Ugh. I feel like old Jell-O.

I had a big allergy attack this morning, and sneezed for about 20 minutes. In the shower. Funfunfun.

I also feel crappy because I was up late last night. My friend Jason and 2 of his work buddies are in town, and we went to a bar and watched football and drank beer. And it was fun. And I'm paying for it a little today. Just a little. Could be worse.

They do this raffle thing at that bar... you get tickets in the beginning, and each time you order drinks, and then they periodically draw and if you have the ticket you pick an envelope and you win a prize. I love winning prizes.

Once, visiting my sister Mollie in college, we went out to rent First Wives Club because some man had done her wrong. One of the dealies at that video store was every few videos you rented, you'd get a chance to spin this wheel for a prize. Various things... ranging from a free rental to a decent chunk of cash.

When the clerk told us it was spin time, Mollie, ever the generous hostess, graciously looked at me and told me I could spin it for her.

Dizzy with visions of Bob Barker and his skinny microphone and a cheering studio audience and a Showcase Showdown, I leaped forward to take my spin.
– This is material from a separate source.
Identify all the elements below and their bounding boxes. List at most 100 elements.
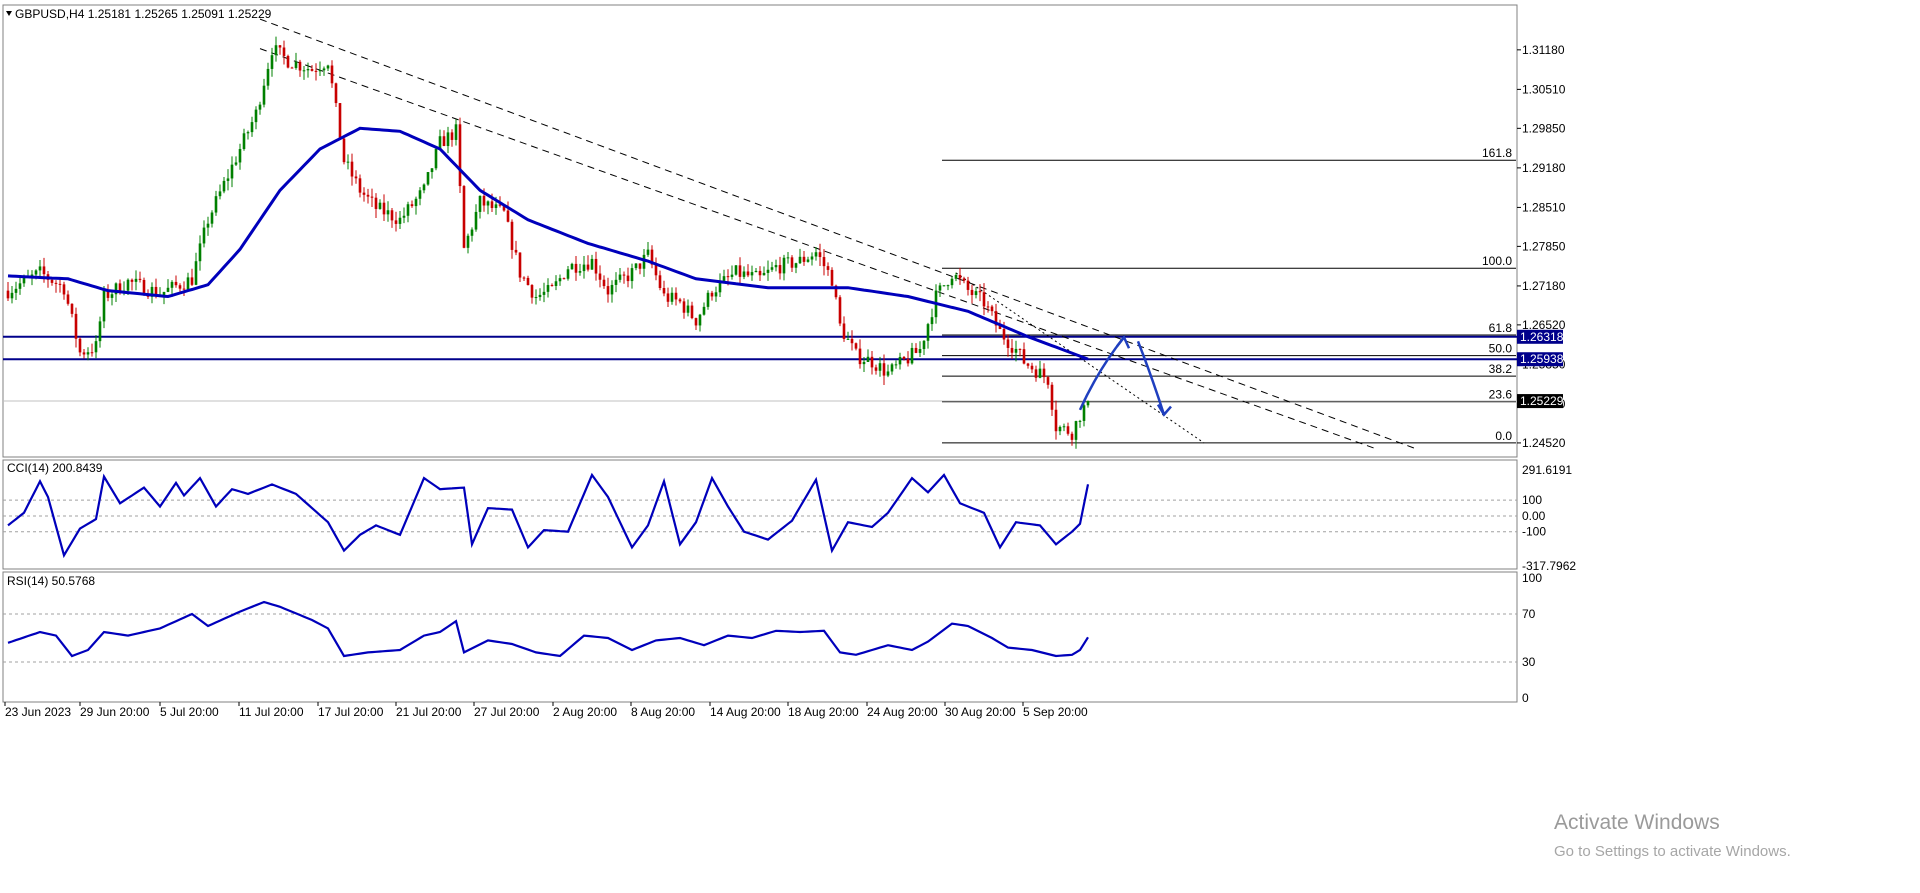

And then cracked my leg against a display case, nearly knocking it over and giving myself a nasty bruise. Mollie had a great time telling people exactly how I got that bruise for the rest of my visit.

Anyway, I'd been to Monday night football at this bar several times. My station broadcasts a talk show from there. Never won anything. Last night, while I was busy bitching about how I never win anything, they called my number. I jumped into the air and bellowed, "YES!"

I picked envelope #4. An electronic dartboard. Hell yeah.

The other two guys won prizes, too. M.G. got an Oreo/coffee mug gift pack. They scarfed down the cookies, and I talked him into giving me a mug.

Jason won the best thing, though. (Besides my dartboard, of course.) He got a set of Jim Beam sauces - barbecue, hot sauce, and... ummm... I can't remember what else. The box of sauces became the scapegoat for the rest of the night. Anytime either of us were picked on by the others, we'd hug the box and talk about how Jim Beam was our only friend, the only one who understands us.

Ummm... yeah. Did I say a FEW beers? Right.